10 Steps to Creating Your Time Bank
1. Look around you - find a place where people are brought together. It could be a school, hospital, housing estate, older people's centre…anywhere which needs the active participation of the people who learn, live or work there to thrive.
2. Be creative - explore what people want and together create a vision of where you want to be. It might be an after-school club or a community clean-up. Make sure you tap into people's priorities before you get going. Keep focussed: this way you will build on local enthusiasm and support - the most important ingredients. Link up with local organisations and businesses and get them to work with the time bank.
3. Make the right connections - talk to potential partners and explore local initiatives. People who share your concerns will want to support the project with money or in kind - by donating space, office equipment or volunteer support.
To get started, you need a co-ordinator, a phone line, basic office equipment and basic running costs. Make sure to add into the equation the time contribution that local people will be making through the time bank. Possible sources of funding include local health and regeneration initiatives as well as charitable trusts.

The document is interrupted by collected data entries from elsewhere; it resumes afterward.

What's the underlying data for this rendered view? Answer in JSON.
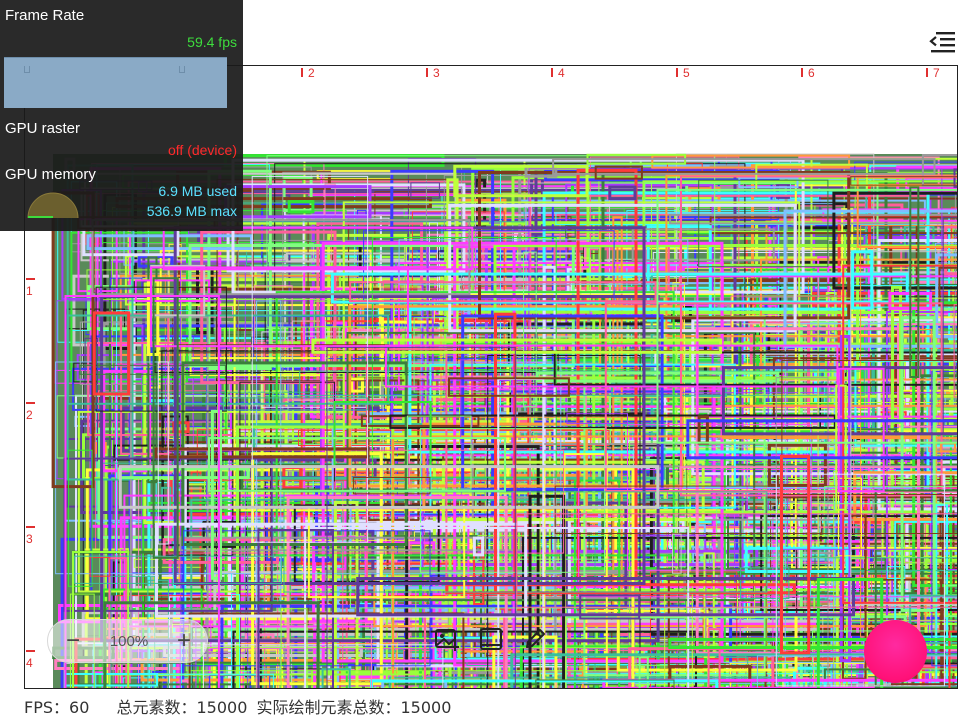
{
  "perf_hud": {
    "frame_rate_label": "Frame Rate",
    "frame_rate_value": "59.4 fps",
    "gpu_raster_label": "GPU raster",
    "gpu_raster_value": "off (device)",
    "gpu_memory_label": "GPU memory",
    "gpu_memory_used": "6.9 MB used",
    "gpu_memory_max": "536.9 MB max",
    "colors": {
      "fps": "#3ddc3d",
      "raster": "#ff2a2a",
      "memory": "#5ce1ff",
      "graph": "#8aaac6"
    },
    "gpu_memory_fraction": 0.013
  },
  "header": {
    "menu_icon": "menu-collapse-icon"
  },
  "canvas": {
    "top_ruler": [
      "2",
      "3",
      "4",
      "5",
      "6",
      "7"
    ],
    "left_ruler": [
      "1",
      "2",
      "3",
      "4"
    ],
    "ruler_color": "#e03030",
    "scene_description_colors": [
      "#ff4040",
      "#40ff40",
      "#4040ff",
      "#ff40ff",
      "#40ffff",
      "#ffff40",
      "#888888",
      "#222222",
      "#a040ff",
      "#ff9a40"
    ],
    "total_elements": 15000
  },
  "zoom": {
    "out_label": "−",
    "level": "100%",
    "in_label": "+"
  },
  "tools": [
    {
      "name": "add-image-icon"
    },
    {
      "name": "frame-icon"
    },
    {
      "name": "pencil-icon"
    }
  ],
  "fab": {
    "color": "#ff1178"
  },
  "status_bar": {
    "fps_label": "FPS：",
    "fps_value": "60",
    "total_label": "总元素数：",
    "total_value": "15000",
    "drawn_label": "实际绘制元素总数：",
    "drawn_value": "15000"
  }
}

4. Find a base - where your co-ordinator can set up the time bank and install the TimeKeeper software . Create a tangible presence for the time bank and make it easy for people to see you and see the difference you are making.

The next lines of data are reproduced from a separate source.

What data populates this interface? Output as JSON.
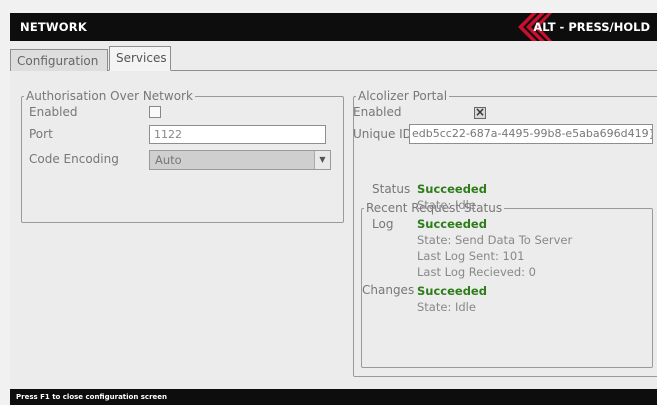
{
  "header": {
    "title": "NETWORK",
    "action_label": "ALT - PRESS/HOLD",
    "accent_color": "#c8102e"
  },
  "tabs": [
    {
      "label": "Configuration",
      "active": false
    },
    {
      "label": "Services",
      "active": true
    }
  ],
  "auth_group": {
    "legend": "Authorisation Over Network",
    "enabled_label": "Enabled",
    "enabled_checked": false,
    "port_label": "Port",
    "port_value": "1122",
    "encoding_label": "Code Encoding",
    "encoding_value": "Auto"
  },
  "alcolizer_group": {
    "legend": "Alcolizer Portal",
    "enabled_label": "Enabled",
    "enabled_checked": true,
    "unique_id_label": "Unique ID",
    "unique_id_value": "edb5cc22-687a-4495-99b8-e5aba696d419}"
  },
  "recent_status": {
    "legend": "Recent Request Status",
    "status_label": "Status",
    "status_result": "Succeeded",
    "status_state": "State: Idle",
    "log_label": "Log",
    "log_result": "Succeeded",
    "log_state": "State: Send Data To Server",
    "log_last_sent": "Last Log Sent: 101",
    "log_last_received": "Last Log Recieved: 0",
    "changes_label": "Changes",
    "changes_result": "Succeeded",
    "changes_state": "State: Idle"
  },
  "footer": {
    "hint": "Press F1 to close configuration screen"
  }
}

5. Start small - five or six people are enough to get going. These could be your friends, people from a local tenant's association, people you meet in the doctor's waiting room, or parents and teachers from your local school. Show people what they can achieve immediately by getting active together - through a community clean-up or a garden tidy for elderly people. Working as a team is an ideal way for people to get to know and trust each other.
6. Explore with members where their skills and talents lie - and also where they might need some help. Instead of remembering all the things people can't do, be radical and ask people what they can do. Then help them to do it!

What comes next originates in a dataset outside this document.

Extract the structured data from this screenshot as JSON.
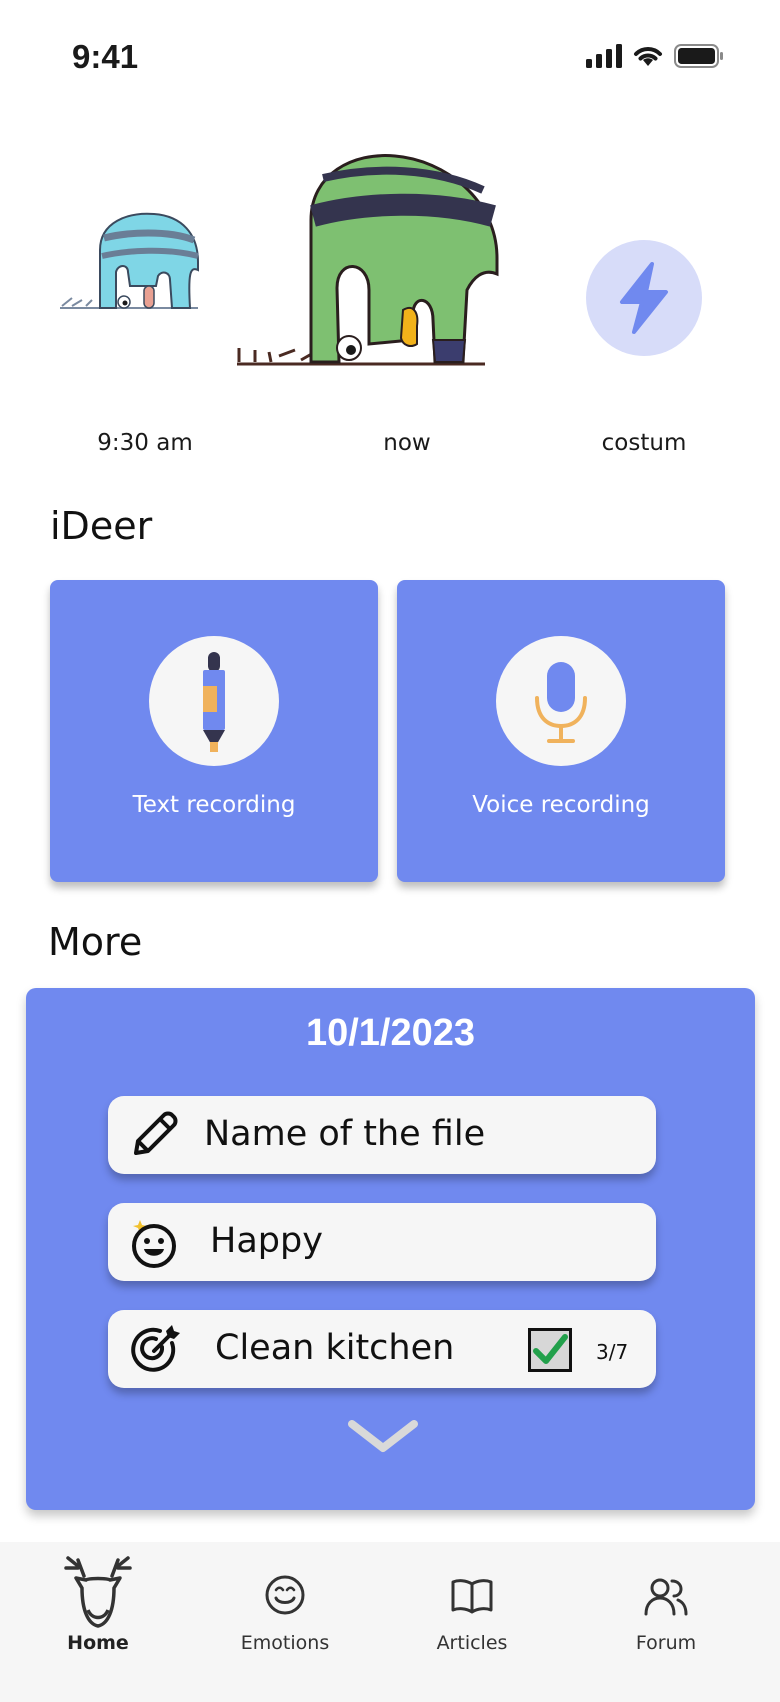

7. Get active and involved by using the energy and talents they are offering immediately. Link them up with people who need their help. Support and train your members; this way, you share the knowledge that's needed with the people who know best. Encourage members to be part of the steering group and get them fully involved in the operation, decision making and future planning of the time bank.
Use members' ideas for new initiatives and get them to bring their family and friends along. Encourage them by offering them time credits for each new member they introduce to the time bank.
Make sure your members are part of the day-to-day management and development of the time bank, so they can tell you what is going right…and wrong….and can help you to fix it. Make sure members feel safe by taking up references and running regular training sessions.
8. Make your time bank enterprising by getting local charities and businesses to sponsor you or donate unwanted goods (food, clothes, furniture) - anything you can re-use through the time bank.
9. Measure the difference. What difference is your time bank making to the local community? The indicators you choose are up to you - for example, levels of bullying, transfers off the estate or older people being admitted to hospital) - but this evidence is vital to show your supporters that they can't afford to be without you.
Get the message out there: show people what a radical difference you can make by involving everyone in the production of the things they need most - a helping hand, a listening ear, good friends and neighbours.
10. Be part of the Time Banks UK Network and benefit from regular updates and training. Don't re-invent the wheel - join the network.